Do we need a new El Reg measurement for this?
Such as how many to equal a Ferrari? Or a double-decker bus engine?
Don't tell fans of big motors, but someone's just created an internal combustion engine of just five cubic microns, burning hydrogen and oxygen. Getting an engine that small isn't easy. As the researchers, led by the Netherlands' University of Twente's Vitaly Svetovoy, explain in their Nature paper, even the mechanism by which …
So it's an electrolysis then combustion thingy?
It's true that combustion does not scale well. In rocketry there is the "Characteristic length" L* which is chamber length over throat area.This used to suggest that micro rocket engines were impossible (it's usually quoted in inches, often over a foot).
But L* is a simple way to capture very complex thermochemistry between the gases and the walls and in fact at just above the stochiometric limited combustion in very small chambers is possible.
Quite what you'll use it for is another matter. ....
Nooooo :) all new Ford ecokaboom engines have a turbo to make up for their pitiful displacement and allow them to quote an mpg that is an order of magnitude or from what you can realistically expect to get If it will last long enough before expiring!
Although the new Aston inspired grille ads at least 20hp.
> I think they are suggesting that the engine can self sustain (like a car engine) until the fuel is spent, rather than need an external source of power (like a big battery).
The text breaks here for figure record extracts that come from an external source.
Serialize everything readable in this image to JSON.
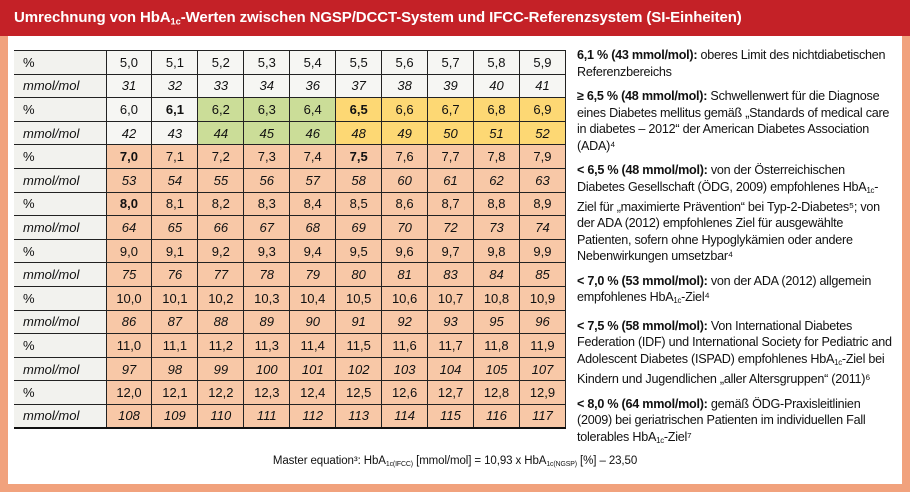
{
  "colors": {
    "header_red": "#c42127",
    "frame_salmon": "#f1a27d",
    "cell_green": "#cbdd98",
    "cell_orange": "#fdd874",
    "cell_salmon": "#f8c8a7",
    "label_gray": "#f2f2ee",
    "cell_plain": "#f6f6f3"
  },
  "title_segments": [
    {
      "t": "Umrechnung von HbA"
    },
    {
      "t": "1c",
      "sub": true
    },
    {
      "t": "-Werten zwischen NGSP/DCCT-System und IFCC-Referenzsystem (SI-Einheiten)"
    }
  ],
  "table": {
    "unit_percent": "%",
    "unit_mmol": "mmol/mol",
    "rows": [
      {
        "label": "%",
        "italic": false,
        "bg": "w",
        "bold": [],
        "values": [
          "5,0",
          "5,1",
          "5,2",
          "5,3",
          "5,4",
          "5,5",
          "5,6",
          "5,7",
          "5,8",
          "5,9"
        ]
      },
      {
        "label": "mmol/mol",
        "italic": true,
        "bg": "w",
        "bold": [],
        "values": [
          "31",
          "32",
          "33",
          "34",
          "36",
          "37",
          "38",
          "39",
          "40",
          "41"
        ]
      },
      {
        "label": "%",
        "italic": false,
        "bg": [
          "w",
          "w",
          "g",
          "g",
          "g",
          "o",
          "o",
          "o",
          "o",
          "o"
        ],
        "bold": [
          1,
          5
        ],
        "values": [
          "6,0",
          "6,1",
          "6,2",
          "6,3",
          "6,4",
          "6,5",
          "6,6",
          "6,7",
          "6,8",
          "6,9"
        ]
      },
      {
        "label": "mmol/mol",
        "italic": true,
        "bg": [
          "w",
          "w",
          "g",
          "g",
          "g",
          "o",
          "o",
          "o",
          "o",
          "o"
        ],
        "bold": [],
        "values": [
          "42",
          "43",
          "44",
          "45",
          "46",
          "48",
          "49",
          "50",
          "51",
          "52"
        ]
      },
      {
        "label": "%",
        "italic": false,
        "bg": "s",
        "bold": [
          0,
          5
        ],
        "values": [
          "7,0",
          "7,1",
          "7,2",
          "7,3",
          "7,4",
          "7,5",
          "7,6",
          "7,7",
          "7,8",
          "7,9"
        ]
      },
      {
        "label": "mmol/mol",
        "italic": true,
        "bg": "s",
        "bold": [],
        "values": [
          "53",
          "54",
          "55",
          "56",
          "57",
          "58",
          "60",
          "61",
          "62",
          "63"
        ]
      },
      {
        "label": "%",
        "italic": false,
        "bg": "s",
        "bold": [
          0
        ],
        "values": [
          "8,0",
          "8,1",
          "8,2",
          "8,3",
          "8,4",
          "8,5",
          "8,6",
          "8,7",
          "8,8",
          "8,9"
        ]
      },
      {
        "label": "mmol/mol",
        "italic": true,
        "bg": "s",
        "bold": [],
        "values": [
          "64",
          "65",
          "66",
          "67",
          "68",
          "69",
          "70",
          "72",
          "73",
          "74"
        ]
      },
      {
        "label": "%",
        "italic": false,
        "bg": "s",
        "bold": [],
        "values": [
          "9,0",
          "9,1",
          "9,2",
          "9,3",
          "9,4",
          "9,5",
          "9,6",
          "9,7",
          "9,8",
          "9,9"
        ]
      },
      {
        "label": "mmol/mol",
        "italic": true,
        "bg": "s",
        "bold": [],
        "values": [
          "75",
          "76",
          "77",
          "78",
          "79",
          "80",
          "81",
          "83",
          "84",
          "85"
        ]
      },
      {
        "label": "%",
        "italic": false,
        "bg": "s",
        "bold": [],
        "values": [
          "10,0",
          "10,1",
          "10,2",
          "10,3",
          "10,4",
          "10,5",
          "10,6",
          "10,7",
          "10,8",
          "10,9"
        ]
      },
      {
        "label": "mmol/mol",
        "italic": true,
        "bg": "s",
        "bold": [],
        "values": [
          "86",
          "87",
          "88",
          "89",
          "90",
          "91",
          "92",
          "93",
          "95",
          "96"
        ]
      },
      {
        "label": "%",
        "italic": false,
        "bg": "s",
        "bold": [],
        "values": [
          "11,0",
          "11,1",
          "11,2",
          "11,3",
          "11,4",
          "11,5",
          "11,6",
          "11,7",
          "11,8",
          "11,9"
        ]
      },
      {
        "label": "mmol/mol",
        "italic": true,
        "bg": "s",
        "bold": [],
        "values": [
          "97",
          "98",
          "99",
          "100",
          "101",
          "102",
          "103",
          "104",
          "105",
          "107"
        ]
      },
      {
        "label": "%",
        "italic": false,
        "bg": "s",
        "bold": [],
        "values": [
          "12,0",
          "12,1",
          "12,2",
          "12,3",
          "12,4",
          "12,5",
          "12,6",
          "12,7",
          "12,8",
          "12,9"
        ]
      },
      {
        "label": "mmol/mol",
        "italic": true,
        "bg": "s",
        "bold": [],
        "values": [
          "108",
          "109",
          "110",
          "111",
          "112",
          "113",
          "114",
          "115",
          "116",
          "117"
        ]
      }
    ]
  },
  "equation_segments": [
    {
      "t": "Master equation³: HbA"
    },
    {
      "t": "1c(IFCC)",
      "sub": true
    },
    {
      "t": " [mmol/mol] = 10,93 x HbA"
    },
    {
      "t": "1c(NGSP)",
      "sub": true
    },
    {
      "t": " [%] – 23,50"
    }
  ],
  "notes": [
    {
      "segments": [
        {
          "t": "6,1 % (43 mmol/mol):",
          "b": true
        },
        {
          "t": " oberes Limit des nichtdiabetischen Referenzbereichs"
        }
      ]
    },
    {
      "segments": [
        {
          "t": "≥ 6,5 % (48 mmol/mol):",
          "b": true
        },
        {
          "t": " Schwellenwert für die Diagnose eines Diabetes mellitus gemäß „Standards of medical care in diabetes – 2012“ der American Diabetes Association (ADA)⁴"
        }
      ]
    },
    {
      "segments": [
        {
          "t": "< 6,5 % (48 mmol/mol):",
          "b": true
        },
        {
          "t": " von der Österreichischen Diabetes Gesellschaft (ÖDG, 2009) empfohlenes HbA"
        },
        {
          "t": "1c",
          "sub": true
        },
        {
          "t": "-Ziel für „maximierte Prävention“ bei Typ-2-Diabetes⁵; von der ADA (2012) empfohlenes Ziel für ausgewählte Patienten, sofern ohne Hypoglykämien oder andere Nebenwirkungen umsetzbar⁴"
        }
      ]
    },
    {
      "segments": [
        {
          "t": "< 7,0 % (53 mmol/mol):",
          "b": true
        },
        {
          "t": " von der ADA (2012) allgemein empfohlenes HbA"
        },
        {
          "t": "1c",
          "sub": true
        },
        {
          "t": "-Ziel⁴"
        }
      ]
    },
    {
      "segments": [
        {
          "t": "< 7,5 % (58 mmol/mol):",
          "b": true
        },
        {
          "t": " Von International Diabetes Federation (IDF) und International Society for Pediatric and Adolescent Diabetes (ISPAD) empfohlenes HbA"
        },
        {
          "t": "1c",
          "sub": true
        },
        {
          "t": "-Ziel bei Kindern und Jugendlichen „aller Altersgruppen“ (2011)⁶"
        }
      ]
    },
    {
      "segments": [
        {
          "t": "< 8,0 % (64 mmol/mol):",
          "b": true
        },
        {
          "t": " gemäß ÖDG-Praxisleitlinien (2009) bei geriatrischen Patienten im individuellen Fall tolerables HbA"
        },
        {
          "t": "1c",
          "sub": true
        },
        {
          "t": "-Ziel⁷"
        }
      ]
    }
  ]
}
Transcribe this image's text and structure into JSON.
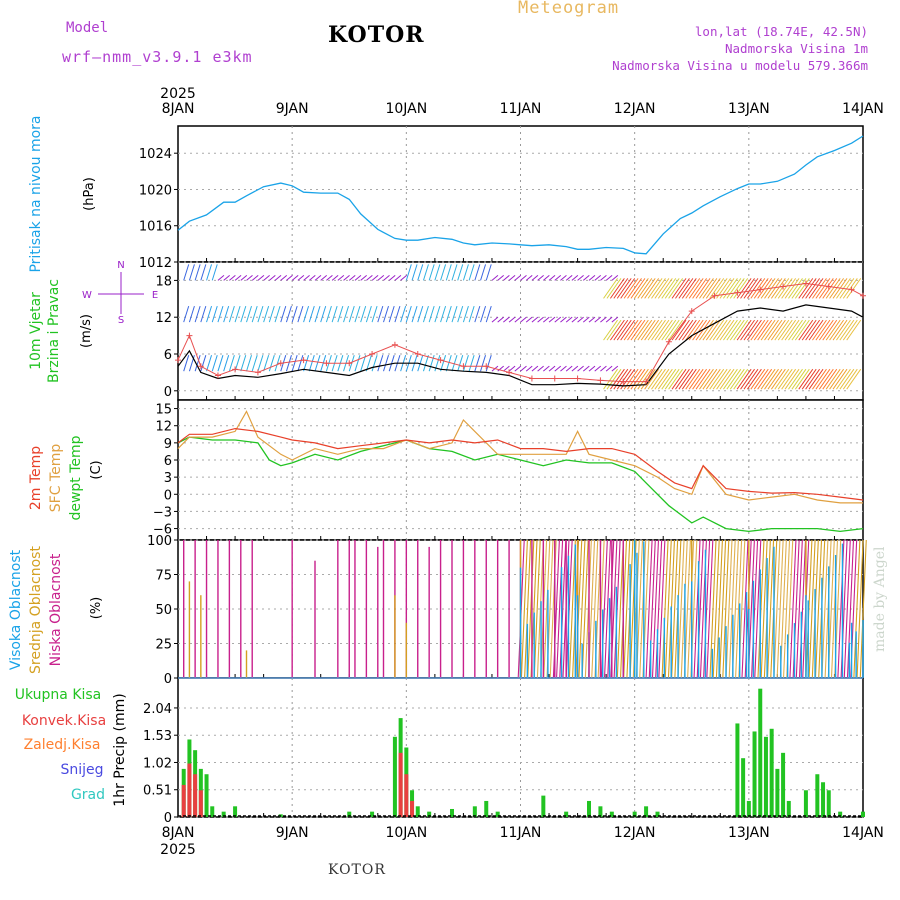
{
  "header": {
    "model_label": "Model",
    "model_name": "wrf—nmm_v3.9.1  e3km",
    "station": "KOTOR",
    "title": "Meteogram",
    "lonlat": "lon,lat (18.74E, 42.5N)",
    "elevation": "Nadmorska Visina 1m",
    "model_elevation": "Nadmorska Visina u modelu 579.366m",
    "bottom_label": "KOTOR",
    "watermark": "made by Angel"
  },
  "time_axis": {
    "year": "2025",
    "labels": [
      "8JAN",
      "9JAN",
      "10JAN",
      "11JAN",
      "12JAN",
      "13JAN",
      "14JAN"
    ]
  },
  "colors": {
    "pressure": "#1aa3e8",
    "temp2m": "#e8402a",
    "sfc": "#e0a040",
    "dewpt": "#22c322",
    "high_cloud": "#1aa3e8",
    "mid_cloud": "#d4a020",
    "low_cloud": "#c8208c",
    "total_precip": "#22c322",
    "conv_precip": "#e84040",
    "frozen_precip": "#ff8030",
    "snow": "#4a4ae0",
    "graupel": "#30c8c0",
    "wind_purple": "#9a20c8"
  },
  "chart_data": [
    {
      "type": "line",
      "title": "Pritisak na nivou mora",
      "ylabel": "(hPa)",
      "ylim": [
        1012,
        1027
      ],
      "yticks": [
        "1012",
        "1016",
        "1020",
        "1024"
      ],
      "series": [
        {
          "name": "Pritisak na nivou mora",
          "x": [
            0,
            0.1,
            0.25,
            0.4,
            0.5,
            0.6,
            0.75,
            0.9,
            1.0,
            1.1,
            1.25,
            1.4,
            1.5,
            1.6,
            1.75,
            1.9,
            2.0,
            2.1,
            2.25,
            2.4,
            2.5,
            2.6,
            2.75,
            2.9,
            3.0,
            3.1,
            3.25,
            3.4,
            3.5,
            3.6,
            3.75,
            3.9,
            4.0,
            4.1,
            4.25,
            4.4,
            4.5,
            4.6,
            4.75,
            4.9,
            5.0,
            5.1,
            5.25,
            5.4,
            5.5,
            5.6,
            5.75,
            5.9,
            6.0
          ],
          "values": [
            1015.5,
            1016.5,
            1017.2,
            1018.6,
            1018.6,
            1019.3,
            1020.3,
            1020.7,
            1020.4,
            1019.7,
            1019.6,
            1019.6,
            1018.9,
            1017.3,
            1015.6,
            1014.6,
            1014.4,
            1014.4,
            1014.7,
            1014.5,
            1014.1,
            1013.9,
            1014.1,
            1014.0,
            1013.9,
            1013.8,
            1013.9,
            1013.7,
            1013.4,
            1013.4,
            1013.6,
            1013.5,
            1013.0,
            1012.9,
            1015.1,
            1016.8,
            1017.4,
            1018.2,
            1019.2,
            1020.1,
            1020.6,
            1020.6,
            1020.9,
            1021.7,
            1022.7,
            1023.6,
            1024.3,
            1025.1,
            1025.9
          ]
        }
      ]
    },
    {
      "type": "line",
      "title": "10m Vjetar Brzina i Pravac",
      "ylabel": "(m/s)",
      "compass": {
        "n": "N",
        "s": "S",
        "e": "E",
        "w": "W"
      },
      "ylim": [
        -1.5,
        21
      ],
      "yticks": [
        "0",
        "6",
        "12",
        "18"
      ],
      "series": [
        {
          "name": "speed",
          "x": [
            0,
            0.1,
            0.2,
            0.35,
            0.5,
            0.7,
            0.9,
            1.1,
            1.3,
            1.5,
            1.7,
            1.9,
            2.1,
            2.3,
            2.5,
            2.7,
            2.9,
            3.1,
            3.3,
            3.5,
            3.7,
            3.9,
            4.1,
            4.3,
            4.5,
            4.7,
            4.9,
            5.1,
            5.3,
            5.5,
            5.7,
            5.9,
            6.0
          ],
          "values": [
            4,
            6.5,
            3,
            2,
            2.5,
            2.2,
            2.8,
            3.5,
            3,
            2.5,
            3.8,
            4.5,
            4.5,
            3.5,
            3.2,
            3,
            2.5,
            1,
            1,
            1.2,
            1.1,
            0.8,
            1,
            6,
            9,
            11,
            13,
            13.5,
            13,
            14,
            13.5,
            13,
            12
          ]
        },
        {
          "name": "gust",
          "x": [
            0,
            0.1,
            0.2,
            0.35,
            0.5,
            0.7,
            0.9,
            1.1,
            1.3,
            1.5,
            1.7,
            1.9,
            2.1,
            2.3,
            2.5,
            2.7,
            2.9,
            3.1,
            3.3,
            3.5,
            3.7,
            3.9,
            4.1,
            4.3,
            4.5,
            4.7,
            4.9,
            5.1,
            5.3,
            5.5,
            5.7,
            5.9,
            6.0
          ],
          "values": [
            5,
            9,
            4,
            2.5,
            3.5,
            3,
            4.5,
            5,
            4.5,
            4.5,
            6,
            7.5,
            6,
            5,
            4,
            4,
            3,
            2,
            2,
            2,
            1.7,
            1.5,
            1.5,
            8,
            13,
            15.5,
            16,
            16.5,
            17,
            17.5,
            17,
            16.5,
            15.5
          ]
        }
      ]
    },
    {
      "type": "line",
      "ylabel": "(C)",
      "ylim": [
        -8,
        16.5
      ],
      "yticks": [
        "−6",
        "−3",
        "0",
        "3",
        "6",
        "9",
        "12",
        "15"
      ],
      "legend": [
        "2m Temp",
        "SFC Temp",
        "dewpt Temp"
      ],
      "series": [
        {
          "name": "2m Temp",
          "x": [
            0,
            0.1,
            0.3,
            0.5,
            0.7,
            0.9,
            1.0,
            1.2,
            1.4,
            1.6,
            1.8,
            2.0,
            2.2,
            2.4,
            2.6,
            2.8,
            3.0,
            3.2,
            3.4,
            3.6,
            3.8,
            4.0,
            4.2,
            4.35,
            4.5,
            4.6,
            4.8,
            5.0,
            5.2,
            5.4,
            5.6,
            5.8,
            6.0
          ],
          "values": [
            9,
            10.5,
            10.5,
            11.5,
            11,
            10,
            9.5,
            9,
            8,
            8.5,
            9,
            9.5,
            9,
            9.5,
            9,
            9.5,
            8,
            8,
            7.5,
            8,
            8,
            7,
            4,
            2,
            1,
            5,
            1,
            0.5,
            0.2,
            0.3,
            0,
            -0.5,
            -1
          ]
        },
        {
          "name": "SFC Temp",
          "x": [
            0,
            0.1,
            0.3,
            0.5,
            0.6,
            0.7,
            0.9,
            1.0,
            1.2,
            1.4,
            1.6,
            1.8,
            2.0,
            2.2,
            2.4,
            2.5,
            2.6,
            2.8,
            3.0,
            3.2,
            3.4,
            3.5,
            3.6,
            3.8,
            4.0,
            4.2,
            4.35,
            4.5,
            4.6,
            4.8,
            5.0,
            5.2,
            5.4,
            5.6,
            5.8,
            6.0
          ],
          "values": [
            8,
            10,
            10,
            11,
            14.5,
            10,
            7,
            6,
            8,
            7,
            8,
            8,
            9.5,
            8,
            9,
            13,
            11,
            7,
            7,
            7,
            7,
            11,
            7,
            6,
            5,
            3,
            1,
            0,
            5,
            0,
            -1,
            -0.5,
            0,
            -1,
            -1.5,
            -1.5
          ]
        },
        {
          "name": "dewpt Temp",
          "x": [
            0,
            0.1,
            0.3,
            0.5,
            0.7,
            0.8,
            0.9,
            1.0,
            1.2,
            1.4,
            1.6,
            1.8,
            2.0,
            2.2,
            2.4,
            2.6,
            2.8,
            3.0,
            3.2,
            3.4,
            3.6,
            3.8,
            4.0,
            4.1,
            4.3,
            4.5,
            4.6,
            4.8,
            5.0,
            5.2,
            5.4,
            5.6,
            5.8,
            6.0
          ],
          "values": [
            9,
            10,
            9.5,
            9.5,
            9,
            6,
            5,
            5.5,
            7,
            6,
            7.5,
            8.5,
            9.5,
            8,
            7.5,
            6,
            7,
            6,
            5,
            6,
            5.5,
            5.5,
            4,
            2,
            -2,
            -5,
            -4,
            -6,
            -6.5,
            -6,
            -6,
            -6,
            -6.5,
            -6
          ]
        }
      ]
    },
    {
      "type": "bar",
      "ylabel": "(%)",
      "ylim": [
        0,
        100
      ],
      "yticks": [
        "0",
        "25",
        "50",
        "75",
        "100"
      ],
      "legend": [
        "Visoka Oblacnost",
        "Srednja Oblacnost",
        "Niska Oblacnost"
      ],
      "series": [
        {
          "name": "Niska Oblacnost",
          "x": [
            0.05,
            0.15,
            0.25,
            0.35,
            0.45,
            0.55,
            0.65,
            1.0,
            1.2,
            1.4,
            1.5,
            1.55,
            1.65,
            1.75,
            1.8,
            1.9,
            2.0,
            2.1,
            2.2,
            2.3,
            2.4,
            2.5,
            2.6,
            2.7,
            2.8,
            2.9,
            3.0,
            3.1,
            3.2,
            3.3,
            3.4,
            3.5,
            3.6,
            3.7,
            3.8,
            3.9
          ],
          "values": [
            100,
            100,
            100,
            100,
            100,
            100,
            100,
            100,
            85,
            100,
            100,
            100,
            100,
            95,
            100,
            100,
            100,
            100,
            95,
            100,
            100,
            100,
            100,
            100,
            100,
            100,
            100,
            100,
            100,
            100,
            100,
            100,
            100,
            100,
            100,
            100
          ]
        },
        {
          "name": "Srednja Oblacnost",
          "x": [
            0.1,
            0.2,
            0.6,
            1.9,
            2.0,
            3.0,
            3.5,
            4.0,
            4.5,
            5.0,
            5.5
          ],
          "values": [
            70,
            60,
            20,
            60,
            40,
            100,
            100,
            100,
            100,
            100,
            100
          ]
        },
        {
          "name": "Visoka Oblacnost",
          "x": [
            3.0,
            3.5,
            4.0,
            4.5,
            5.0,
            5.5,
            5.9
          ],
          "values": [
            80,
            60,
            100,
            70,
            50,
            60,
            40
          ]
        }
      ]
    },
    {
      "type": "bar",
      "ylabel": "1hr Precip (mm)",
      "ylim": [
        0,
        2.6
      ],
      "yticks": [
        "0",
        "0.51",
        "1.02",
        "1.53",
        "2.04"
      ],
      "legend": [
        "Ukupna Kisa",
        "Konvek.Kisa",
        "Zaledj.Kisa",
        "Snijeg",
        "Grad"
      ],
      "series": [
        {
          "name": "Ukupna Kisa",
          "x": [
            0.05,
            0.1,
            0.15,
            0.2,
            0.25,
            0.3,
            0.4,
            0.5,
            0.9,
            1.5,
            1.7,
            1.9,
            1.95,
            2.0,
            2.05,
            2.1,
            2.2,
            2.4,
            2.6,
            2.7,
            2.8,
            3.2,
            3.4,
            3.6,
            3.7,
            3.8,
            4.0,
            4.1,
            4.2,
            4.9,
            4.95,
            5.0,
            5.05,
            5.1,
            5.15,
            5.2,
            5.25,
            5.3,
            5.35,
            5.5,
            5.6,
            5.65,
            5.7,
            5.8,
            6.0
          ],
          "values": [
            0.9,
            1.45,
            1.25,
            0.9,
            0.8,
            0.2,
            0.1,
            0.2,
            0.05,
            0.1,
            0.1,
            1.5,
            1.85,
            1.3,
            0.5,
            0.2,
            0.1,
            0.15,
            0.2,
            0.3,
            0.1,
            0.4,
            0.1,
            0.3,
            0.2,
            0.1,
            0.1,
            0.2,
            0.1,
            1.75,
            1.1,
            0.3,
            1.6,
            2.4,
            1.5,
            1.65,
            0.9,
            1.2,
            0.3,
            0.5,
            0.8,
            0.65,
            0.5,
            0.1,
            0.1
          ]
        },
        {
          "name": "Konvek.Kisa",
          "x": [
            0.05,
            0.1,
            0.15,
            0.2,
            1.95,
            2.0,
            2.05
          ],
          "values": [
            0.6,
            1.0,
            0.8,
            0.5,
            1.2,
            0.8,
            0.3
          ]
        }
      ]
    }
  ]
}
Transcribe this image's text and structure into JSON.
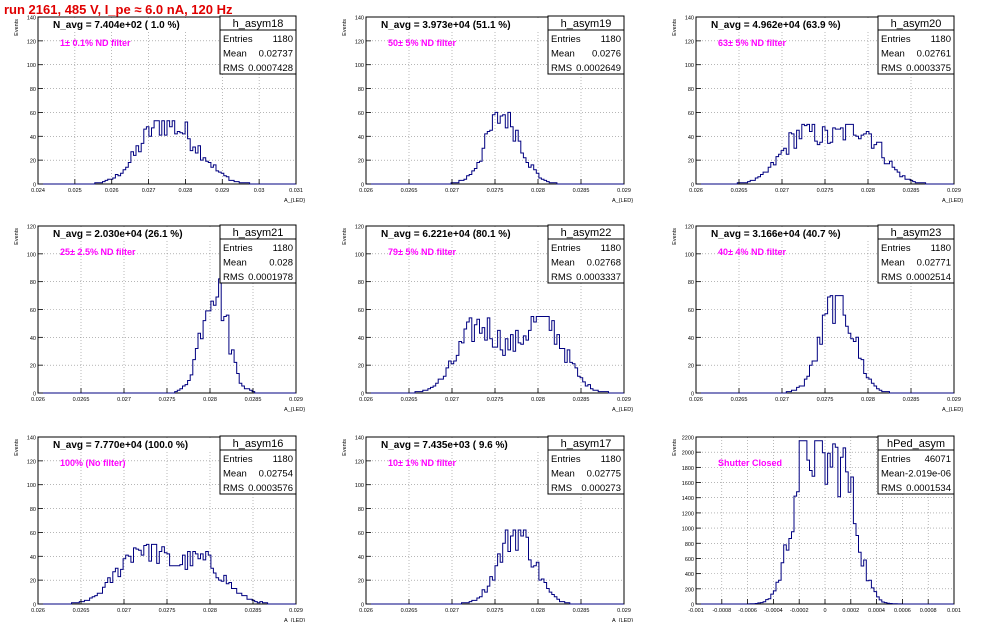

If you read the article carefully you will notice that the "fuel" here is electricity (used to generate H2 and O2 by electrolysis of the water). So the answer to your unasked question is "both".
I think it's a closed system. Apply power, and you go to hydrogen and oxygen, with a corresponding increase in volume. Remove power, and it spontaneously forms H2O, with a reduction in volume. Switch the power rapidly, and you get a vibration.
Nothing is consumed except electrical power.
"Does /any device/ generate more energy than it consumes?"
There's a little known phenomenon called the necro-autorotation ethergenesis factor, which provides us with a sliding scale of the power produced when a severely disgruntled human corpse spins in its grave. For example:-
- Douglas Adams after the release of the film version of The Hitchhiker's Guide To The Galaxy - 375 Megawatts
- Aneurin Bevan on the state of the 21st century NHS - 850 Megawatts
- Abe Lincoln on the trampling of the US Constitution - 1.21 Gigawatts
And so on...
I think it's important because it's a new way of converting electrical energy into physical work at a nano scale.
Currently we use electric motors, voice coils (and other electro-magnetic devices), piezoelectric crystals or direct thermal expansion to convert electrical energy into movement. This seems a new way of doing the same, and if it does it more efficiently, or at a scale not previously possible, then it is important.